Esta forma de ser no mundo deve abrir o Homem à dimensão do mistério. O mistério, é importante percebê-lo, não é outra palavra para a ignorância mas uma intimação do que na vida está, pela sua própria natureza, para lá dos limites da nossa compreensão. Etimologicamente, a palavra mistério evoca precisamente a atitude a ter perante esta dimensão da realidade, fechar os olhos e a boca para não “ver” nem “falar” sobre o que é essencialmente invisível e inefável.
As questões do fim da vida não podem ser abordadas sem referencia a este mistério que é, não só a vida humana em geral, mas concretamente cada Homem em particular e exigem por isso cautela. A única atitude razoável perante este mistério de qual somos beneficiários é a gratidão. Dizia Chesterton que a gratidão é a forma mais alta de pensamento.

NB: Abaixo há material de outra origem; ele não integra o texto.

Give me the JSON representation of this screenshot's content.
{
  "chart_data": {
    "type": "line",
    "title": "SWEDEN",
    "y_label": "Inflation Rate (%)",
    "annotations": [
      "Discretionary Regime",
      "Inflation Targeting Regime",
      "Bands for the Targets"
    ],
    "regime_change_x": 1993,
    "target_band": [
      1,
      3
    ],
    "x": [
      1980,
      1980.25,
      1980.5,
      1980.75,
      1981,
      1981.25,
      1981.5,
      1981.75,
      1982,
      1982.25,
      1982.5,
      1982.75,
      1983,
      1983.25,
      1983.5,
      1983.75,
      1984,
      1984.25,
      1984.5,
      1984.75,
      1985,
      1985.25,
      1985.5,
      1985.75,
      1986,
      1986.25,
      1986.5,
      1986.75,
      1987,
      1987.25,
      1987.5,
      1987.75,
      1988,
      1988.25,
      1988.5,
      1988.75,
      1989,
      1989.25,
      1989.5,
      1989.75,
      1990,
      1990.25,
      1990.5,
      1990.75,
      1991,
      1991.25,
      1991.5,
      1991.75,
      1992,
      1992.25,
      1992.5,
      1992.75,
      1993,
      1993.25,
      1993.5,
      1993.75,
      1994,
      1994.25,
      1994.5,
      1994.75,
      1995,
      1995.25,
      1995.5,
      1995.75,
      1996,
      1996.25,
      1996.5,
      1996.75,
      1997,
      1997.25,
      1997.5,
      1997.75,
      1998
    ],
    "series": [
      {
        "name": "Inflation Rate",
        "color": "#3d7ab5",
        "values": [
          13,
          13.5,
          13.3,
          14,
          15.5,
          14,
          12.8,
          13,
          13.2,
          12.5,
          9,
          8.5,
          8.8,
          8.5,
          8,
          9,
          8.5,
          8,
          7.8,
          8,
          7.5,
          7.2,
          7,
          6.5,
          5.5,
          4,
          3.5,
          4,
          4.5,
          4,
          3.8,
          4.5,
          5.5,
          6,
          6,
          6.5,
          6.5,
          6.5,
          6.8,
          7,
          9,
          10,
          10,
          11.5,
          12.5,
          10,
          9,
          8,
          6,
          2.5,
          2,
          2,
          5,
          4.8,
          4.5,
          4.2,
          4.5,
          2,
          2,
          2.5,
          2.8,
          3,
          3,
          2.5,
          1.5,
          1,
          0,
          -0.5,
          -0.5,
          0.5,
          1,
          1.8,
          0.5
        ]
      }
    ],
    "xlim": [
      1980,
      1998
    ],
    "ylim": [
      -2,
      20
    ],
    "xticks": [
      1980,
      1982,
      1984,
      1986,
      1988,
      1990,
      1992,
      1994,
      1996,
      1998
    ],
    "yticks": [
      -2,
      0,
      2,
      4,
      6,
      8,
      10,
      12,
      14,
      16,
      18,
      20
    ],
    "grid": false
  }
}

A perceção deste mistério levou ao surgimento do conceito de dignidade do ser humano como valor absoluto. No entanto, a dignidade de cada ser humano é, simultaneamente absoluta e relativa. Absoluta na medida em que o seu valor é condição de possibilidade de todos os outros valores. Relativa porque o desenvolvimento pessoal de cada individuo requer o reconhecimento desta mesma dignidade por outros. Na mitologia romana esta realidade é ilustrada pelo processo de criação do Homem em que Aerea Cura, depois de formar o homem a partir da terra(humus), pede a Júpiter que lhe dê o espirito. Quando se tem que decidir que nome se dará a esta criação Saturno decide que uma vez que foi Jupiter quem lhe deu o espírito, terá direito a ele depois da morte. O corpo voltará à terra porque desta veio. Já em vida será o Cuidado (Cura) a zelar por ela. Por outras palavras, em vida é o cuidado que nos forma e define, numa palavra, que nos humaniza. É em relação com os outros numa relação de confiança que se forma e desvela o Homem. A eutanásia é a antítese deste cuidado, a sua recusa definitiva e por isso profundamente anti-humana e irracional.
Qual será então a melhor forma de colocar a questão da eutanásia? Como abordar estas questões do final da vida sem cair numa leitura individualista ou utilitarista? A dificuldade na resposta a estas questões é evidente. Gostaria de recordar a este propósito Emmanuel Levinas, filósofo francês, judeu, sobrevivente do holocausto apenas porque o estatuto de prisioneiro de guerra na Alemanha nazi o impediu de ir para um campo de concentração. Para Levinas a presença do outro, do rosto do outro, é um imperativo ético. Exige de mim um cuidado e uma atenção que são únicos na nossa relação com o mundo. A antítese deste cuidado é, para Levinas, a violência. O esforço da sua vida foi criar um sistema filosófico que impedisse barbáries como a nazi que ele terrivelmente experimentou. Barbáries que se tendem a repetir historicamente quando a humanidade se esquece da importância não só da humanidade em geral mas especialmente de cada ser humano e do milagre que cada um é.